Через год наша артистическая и любовная связь оборвалась, когда я признался, что наша общая подруга была не первой, которую я повалил на пол, пока Бетси вкладывала всю душу в танец, а мне нечем было занять вечера и некому было меня остановить. Я признался, что уже некоторое время такое себе позволяю, а она не заслуживает такого отношения. Голая правда, разумеется, привела к куда более плачевным результатам, чем если бы я признался, что соблазнил лишь одну коварную соблазнительницу и этим бы ограничился; о других меня никто не спрашивал. Но увлеченный размышлениями о том, что раз уж я подлый изменник, буду хотя бы правдивым подлым изменником, я был более жесток, чем нужно и чем намеревался. В приступе вины и отчаяния я сбежал из Нью-Йорка в Квосей, где наконец сумел отпустить себе грех похоти и простить себе предательство, пока наблюдал, как щиток снегоочистителя разгребает дороги колонии для моих одиноких прогулок, прогулок, во время которых я в восторге, не стесняясь, обнимал деревья, вставал на колени и целовал сверкающий снег – настолько переполняли меня благодарность, ощущение свободы и обновления.

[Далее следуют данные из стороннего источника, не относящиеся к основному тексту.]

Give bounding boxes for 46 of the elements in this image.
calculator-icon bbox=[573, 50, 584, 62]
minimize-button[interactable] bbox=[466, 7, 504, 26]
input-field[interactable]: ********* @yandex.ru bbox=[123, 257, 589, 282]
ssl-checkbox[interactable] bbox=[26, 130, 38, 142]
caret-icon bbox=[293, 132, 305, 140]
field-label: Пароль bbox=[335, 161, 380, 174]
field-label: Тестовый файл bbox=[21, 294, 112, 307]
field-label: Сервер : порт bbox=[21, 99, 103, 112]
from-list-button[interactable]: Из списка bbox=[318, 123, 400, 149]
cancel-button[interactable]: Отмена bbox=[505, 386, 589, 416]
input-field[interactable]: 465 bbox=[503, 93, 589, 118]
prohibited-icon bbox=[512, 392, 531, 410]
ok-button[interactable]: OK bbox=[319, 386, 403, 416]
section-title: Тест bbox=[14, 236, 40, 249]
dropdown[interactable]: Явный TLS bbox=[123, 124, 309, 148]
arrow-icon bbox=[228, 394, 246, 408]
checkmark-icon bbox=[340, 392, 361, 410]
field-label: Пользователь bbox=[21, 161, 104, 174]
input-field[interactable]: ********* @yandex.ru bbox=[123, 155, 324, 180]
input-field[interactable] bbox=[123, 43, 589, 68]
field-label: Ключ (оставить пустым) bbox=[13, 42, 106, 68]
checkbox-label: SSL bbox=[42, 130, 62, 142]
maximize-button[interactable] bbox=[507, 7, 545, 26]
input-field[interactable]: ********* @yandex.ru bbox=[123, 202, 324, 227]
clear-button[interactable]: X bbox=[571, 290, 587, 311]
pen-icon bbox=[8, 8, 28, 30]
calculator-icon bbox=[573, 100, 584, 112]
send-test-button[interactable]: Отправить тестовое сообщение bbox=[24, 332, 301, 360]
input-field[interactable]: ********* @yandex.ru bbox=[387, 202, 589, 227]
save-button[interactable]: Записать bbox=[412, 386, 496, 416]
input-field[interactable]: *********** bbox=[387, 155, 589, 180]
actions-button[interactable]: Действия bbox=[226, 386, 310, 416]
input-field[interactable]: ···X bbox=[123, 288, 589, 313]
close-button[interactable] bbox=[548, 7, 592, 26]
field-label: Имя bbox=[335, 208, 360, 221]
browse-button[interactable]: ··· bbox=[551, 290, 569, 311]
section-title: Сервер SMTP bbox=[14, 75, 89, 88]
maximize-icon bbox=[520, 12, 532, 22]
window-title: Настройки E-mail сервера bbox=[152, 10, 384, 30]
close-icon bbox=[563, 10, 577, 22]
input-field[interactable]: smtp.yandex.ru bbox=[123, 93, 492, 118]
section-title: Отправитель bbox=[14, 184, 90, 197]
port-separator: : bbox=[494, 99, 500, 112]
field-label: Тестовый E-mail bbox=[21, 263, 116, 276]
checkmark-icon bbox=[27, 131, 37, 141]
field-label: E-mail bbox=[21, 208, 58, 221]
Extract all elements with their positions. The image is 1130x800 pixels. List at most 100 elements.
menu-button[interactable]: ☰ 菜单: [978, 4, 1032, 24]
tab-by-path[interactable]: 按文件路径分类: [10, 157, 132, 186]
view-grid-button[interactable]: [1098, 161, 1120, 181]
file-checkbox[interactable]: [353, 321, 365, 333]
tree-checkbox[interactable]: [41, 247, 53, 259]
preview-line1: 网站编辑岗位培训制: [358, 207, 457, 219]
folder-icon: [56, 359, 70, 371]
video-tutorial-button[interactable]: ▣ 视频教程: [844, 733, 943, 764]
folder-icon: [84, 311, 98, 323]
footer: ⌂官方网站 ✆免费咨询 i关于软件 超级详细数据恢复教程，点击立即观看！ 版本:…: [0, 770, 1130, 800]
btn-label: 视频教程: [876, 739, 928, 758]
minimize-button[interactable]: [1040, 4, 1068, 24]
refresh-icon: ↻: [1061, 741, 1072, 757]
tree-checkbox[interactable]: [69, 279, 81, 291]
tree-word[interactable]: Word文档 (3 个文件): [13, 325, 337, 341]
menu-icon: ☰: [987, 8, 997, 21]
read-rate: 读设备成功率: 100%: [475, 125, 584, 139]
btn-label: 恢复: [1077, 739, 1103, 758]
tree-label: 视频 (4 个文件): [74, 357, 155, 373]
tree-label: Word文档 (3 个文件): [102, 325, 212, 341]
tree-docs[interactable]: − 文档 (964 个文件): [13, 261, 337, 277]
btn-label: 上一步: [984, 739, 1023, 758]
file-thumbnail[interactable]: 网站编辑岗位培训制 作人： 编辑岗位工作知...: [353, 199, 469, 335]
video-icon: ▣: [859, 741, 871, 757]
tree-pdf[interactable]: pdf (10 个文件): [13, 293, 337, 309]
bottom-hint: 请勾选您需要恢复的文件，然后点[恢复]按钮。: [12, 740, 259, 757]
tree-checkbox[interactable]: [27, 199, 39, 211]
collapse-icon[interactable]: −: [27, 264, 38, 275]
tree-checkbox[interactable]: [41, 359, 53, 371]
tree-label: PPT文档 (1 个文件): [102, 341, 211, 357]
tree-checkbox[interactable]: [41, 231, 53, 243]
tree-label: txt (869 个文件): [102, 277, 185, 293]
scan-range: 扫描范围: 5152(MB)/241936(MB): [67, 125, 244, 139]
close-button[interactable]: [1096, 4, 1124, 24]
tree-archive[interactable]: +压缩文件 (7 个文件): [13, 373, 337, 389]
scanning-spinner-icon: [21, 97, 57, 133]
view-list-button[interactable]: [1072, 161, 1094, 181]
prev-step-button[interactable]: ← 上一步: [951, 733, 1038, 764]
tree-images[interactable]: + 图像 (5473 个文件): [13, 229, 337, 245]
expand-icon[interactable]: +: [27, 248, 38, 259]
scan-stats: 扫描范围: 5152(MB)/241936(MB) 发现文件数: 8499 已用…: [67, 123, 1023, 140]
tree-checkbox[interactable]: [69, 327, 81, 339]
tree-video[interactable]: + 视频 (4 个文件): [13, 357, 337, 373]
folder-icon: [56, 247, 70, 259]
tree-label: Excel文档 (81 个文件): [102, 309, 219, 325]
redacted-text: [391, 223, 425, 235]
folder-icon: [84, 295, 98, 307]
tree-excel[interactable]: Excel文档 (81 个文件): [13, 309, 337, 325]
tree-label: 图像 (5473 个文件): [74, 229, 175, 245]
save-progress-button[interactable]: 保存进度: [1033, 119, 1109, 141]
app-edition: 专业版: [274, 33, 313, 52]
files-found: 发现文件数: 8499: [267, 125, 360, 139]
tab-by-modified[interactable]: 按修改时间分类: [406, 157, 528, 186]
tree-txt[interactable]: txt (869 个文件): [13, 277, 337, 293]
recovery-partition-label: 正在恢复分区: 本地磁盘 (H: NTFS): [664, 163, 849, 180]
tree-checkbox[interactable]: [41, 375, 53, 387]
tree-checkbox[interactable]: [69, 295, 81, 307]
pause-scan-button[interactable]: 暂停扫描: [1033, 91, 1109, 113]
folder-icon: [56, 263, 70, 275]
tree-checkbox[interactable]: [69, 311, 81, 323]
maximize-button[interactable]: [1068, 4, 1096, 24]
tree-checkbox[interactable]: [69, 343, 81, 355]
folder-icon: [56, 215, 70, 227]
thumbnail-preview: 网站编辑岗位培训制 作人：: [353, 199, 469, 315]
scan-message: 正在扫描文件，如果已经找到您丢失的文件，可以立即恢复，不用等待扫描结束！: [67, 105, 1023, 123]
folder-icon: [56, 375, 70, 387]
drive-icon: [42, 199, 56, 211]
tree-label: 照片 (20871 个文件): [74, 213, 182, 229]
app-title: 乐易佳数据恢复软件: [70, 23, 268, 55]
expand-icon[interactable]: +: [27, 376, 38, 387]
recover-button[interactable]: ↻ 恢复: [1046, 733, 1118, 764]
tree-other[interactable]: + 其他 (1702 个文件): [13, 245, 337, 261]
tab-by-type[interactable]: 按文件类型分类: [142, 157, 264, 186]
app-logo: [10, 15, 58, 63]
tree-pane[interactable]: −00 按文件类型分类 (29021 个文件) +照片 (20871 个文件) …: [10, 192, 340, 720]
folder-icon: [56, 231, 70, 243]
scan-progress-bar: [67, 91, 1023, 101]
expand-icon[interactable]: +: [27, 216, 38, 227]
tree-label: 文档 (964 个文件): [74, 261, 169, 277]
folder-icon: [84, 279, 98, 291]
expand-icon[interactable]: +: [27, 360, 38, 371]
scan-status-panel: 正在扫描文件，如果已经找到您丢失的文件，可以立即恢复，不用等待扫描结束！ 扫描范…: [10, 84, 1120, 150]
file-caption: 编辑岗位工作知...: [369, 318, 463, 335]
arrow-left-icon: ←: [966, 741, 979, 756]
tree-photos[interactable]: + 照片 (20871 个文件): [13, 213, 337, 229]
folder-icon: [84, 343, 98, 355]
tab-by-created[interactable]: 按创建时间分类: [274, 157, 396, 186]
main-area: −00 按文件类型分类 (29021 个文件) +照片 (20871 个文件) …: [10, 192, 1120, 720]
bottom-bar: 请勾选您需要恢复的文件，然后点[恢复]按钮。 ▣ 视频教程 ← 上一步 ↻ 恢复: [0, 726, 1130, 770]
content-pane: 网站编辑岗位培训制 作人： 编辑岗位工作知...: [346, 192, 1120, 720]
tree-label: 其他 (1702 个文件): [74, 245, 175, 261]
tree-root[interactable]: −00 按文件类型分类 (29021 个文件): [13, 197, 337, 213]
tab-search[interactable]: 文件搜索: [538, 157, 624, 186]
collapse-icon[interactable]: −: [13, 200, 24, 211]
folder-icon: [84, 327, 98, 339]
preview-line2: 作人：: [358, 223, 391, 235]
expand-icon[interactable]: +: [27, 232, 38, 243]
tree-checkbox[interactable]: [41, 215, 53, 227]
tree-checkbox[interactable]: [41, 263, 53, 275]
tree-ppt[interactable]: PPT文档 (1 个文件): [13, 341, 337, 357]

Из всего этого я рассказал Лоноффам только милую часть о том, как мы познакомились, добавив, что сейчас, увы, мы с моей девушкой временно расстались. Но я описывал ее с такой нежностью, что не только беспокоился, не переложил ли я сахару для этой старой четы, но и задумался о том, каким идиотом я был, предав ее любовь. Описывая ее удивительные достоинства, я почти погрузился в скорбь, будто несчастная балерина не выла от боли, требуя, чтобы я убирался вон и никогда не возвращался, а умерла у меня на руках в день нашей свадьбы.
Хоуп Лонофф сказала:
– Я знала, что она балерина – прочла о ней в “Сэтеди ревью”.
В “Сэтеди ревью” напечатали статью о молодых неизвестных американских писателях, с фото и небольшими заметками – “Дюжина тех, на кого стоит обратить внимание”, а отбирали кандидатуры редакторы основных литературных журналов. На фото я играл с Нижинским, нашим котом. Интервьюеру я признался, что моя “подруга” танцует в “Нью-Йорк Сити балет”, а когда меня попросили перечислить трех ныне живущих писателей, которых я ценю больше всего, первым я назвал Э. И. Лоноффа.